Yahoo! JAPAN PR企画 - 「ココロの黄信号」、見逃していませんか?(魚拓)
特にダメダメなのが「メッセージを募集&公開」のコーナー。
「苦しい時や辛い時、あなたが「支えられた」言葉はなんですか? あなたの体験談をお聞かせください」というコンセプトのページで、読者から投稿されたメッセージが貼られている。
http://promotion.yahoo.co.jp/kishingou/words/index.php(魚拓)
発信者によって、以下の3つのカテゴリにわかれている。
・近親者からのひと言(魚拓)
・友人・同僚からのひと言(魚拓)
・街で出会った人からのひと言(魚拓)
特に目が点となったのは「友人・同僚からのひと言」。気になったメッセージに対して、私が自殺願望者の気持ちになってコメントをつけてみたぞ。
もう頑張らないでいいですよ。今日まで、たくさん頑張ったから。/ 先生からの言葉<38歳・男性>
頑張らなくていいんですね、じゃあ死にますね。
死んだら、もう死ねない。死後の世界で、嫌な事があったら、あなたは死んでいるのだから、もう死ねない。/ 友人からの言葉<40歳・男性>
本当かどうか死んで確かめてやるよ!
人間どうせ死ぬんだろ? それなら死ぬまでの間を楽しめよ! /友人からの言葉<19歳・男性>
借金が5000万円、いま私が自殺すれば妻と娘が風俗に売らなくてすむのですが…… それでも死ぬなと。
そして…
おまえなら絶対に出来るから! / 友人からの言葉<36歳・男性>
一緒に頑張りましょう! / 先生からの言葉<16歳・女性>
焦らずゆっくり、ほどほどに頑張りなさい。まだまだ若いから、気付けばすべてが望んでたようになれるから。/ 大学時代の先生からの言葉<25歳・女性>
きっと大丈夫だよ! 頑張れ! / 親友からの言葉<12歳・女性>
で、出ました、がんばれ系のコメント。これはNGでしょ! 無神経すぎるよな〜
厚生省のページに「自殺に傾いた人を支えるために -相談担当者のための指針-」(http://www.mhlw.go.jp/bunya/shougaihoken/jisatsu/dl/02.pdf)という大変興味深い文章を公開している。自殺が起こるメカニズム、自殺に傾いた人の心理と行動、自殺に傾いた人への対応の基本、その後のケア方法などが書かれており、Yahoo!のページより256万倍役に立つ。

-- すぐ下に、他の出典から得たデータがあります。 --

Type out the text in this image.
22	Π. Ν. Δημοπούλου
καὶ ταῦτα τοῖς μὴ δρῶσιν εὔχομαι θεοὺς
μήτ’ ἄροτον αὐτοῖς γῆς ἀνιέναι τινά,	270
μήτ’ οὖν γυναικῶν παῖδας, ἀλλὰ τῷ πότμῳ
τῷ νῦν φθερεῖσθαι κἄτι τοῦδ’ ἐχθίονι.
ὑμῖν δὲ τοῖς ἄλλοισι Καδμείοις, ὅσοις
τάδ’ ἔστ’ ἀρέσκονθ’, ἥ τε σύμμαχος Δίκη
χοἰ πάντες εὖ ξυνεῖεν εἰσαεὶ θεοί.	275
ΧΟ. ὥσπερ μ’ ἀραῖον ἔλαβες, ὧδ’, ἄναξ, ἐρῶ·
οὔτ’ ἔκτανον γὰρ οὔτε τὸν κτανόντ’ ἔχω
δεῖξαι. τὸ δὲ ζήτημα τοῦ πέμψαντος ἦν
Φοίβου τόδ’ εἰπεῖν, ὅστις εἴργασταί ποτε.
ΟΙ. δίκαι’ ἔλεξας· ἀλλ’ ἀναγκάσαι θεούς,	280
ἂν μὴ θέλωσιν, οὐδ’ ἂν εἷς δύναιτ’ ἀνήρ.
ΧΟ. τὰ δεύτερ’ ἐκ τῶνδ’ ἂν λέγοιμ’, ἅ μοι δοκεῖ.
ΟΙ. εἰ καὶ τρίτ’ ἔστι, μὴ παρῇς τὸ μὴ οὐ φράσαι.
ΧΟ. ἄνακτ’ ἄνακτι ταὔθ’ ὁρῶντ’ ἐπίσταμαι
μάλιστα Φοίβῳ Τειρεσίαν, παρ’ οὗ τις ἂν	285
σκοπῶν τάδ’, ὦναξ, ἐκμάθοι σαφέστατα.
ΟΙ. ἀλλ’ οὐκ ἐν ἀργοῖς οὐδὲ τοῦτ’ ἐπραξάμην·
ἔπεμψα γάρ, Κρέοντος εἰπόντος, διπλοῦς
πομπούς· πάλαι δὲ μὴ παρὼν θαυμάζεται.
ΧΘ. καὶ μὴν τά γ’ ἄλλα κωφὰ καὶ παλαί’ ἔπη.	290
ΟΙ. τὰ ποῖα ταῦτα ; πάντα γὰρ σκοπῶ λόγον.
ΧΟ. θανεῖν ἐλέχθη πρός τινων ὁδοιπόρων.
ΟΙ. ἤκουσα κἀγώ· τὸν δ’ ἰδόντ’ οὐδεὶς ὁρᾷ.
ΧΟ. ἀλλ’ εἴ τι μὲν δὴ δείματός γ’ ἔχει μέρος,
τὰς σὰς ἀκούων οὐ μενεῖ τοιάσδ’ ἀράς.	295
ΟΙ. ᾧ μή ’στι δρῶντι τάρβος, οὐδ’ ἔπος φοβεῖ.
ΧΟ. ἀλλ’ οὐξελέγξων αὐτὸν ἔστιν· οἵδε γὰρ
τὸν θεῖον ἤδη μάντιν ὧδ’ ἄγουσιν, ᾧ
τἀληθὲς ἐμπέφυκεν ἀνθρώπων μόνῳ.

この文章の「3.自殺に傾いた人への対応の基本」「心構えと基本姿勢」という箇所(P5)で
安易な励ましや安請け合いはしない
と書かれている。そりゃそうだ。
Yahoo!のページは「あなたが「支えられた」言葉を紹介」というコンセプトなんだけど、実際に死を考えている人がみたら、防止どころが推進しているようようにしか見えない。
安っぽい言葉を投稿する人も、それを掲載するYahoo!も、チェックしてない内閣府も、自殺する人のことは全く考えてないよな〜 とシミジミ感じます。
この企画を見ていて、「あなたはメンタルに問題があるのではないかと、友人や知人が心配しています。病院に行かれては?」と、メールでいきなり通知してくれる「うつっぽ」(http://u2ppo.com/)というWebサービスを思い出した。あちらは大炎上してサービスストップしたけれど。
追記 この件に関して内閣府にメール出してみた。返信くるかわからないけど。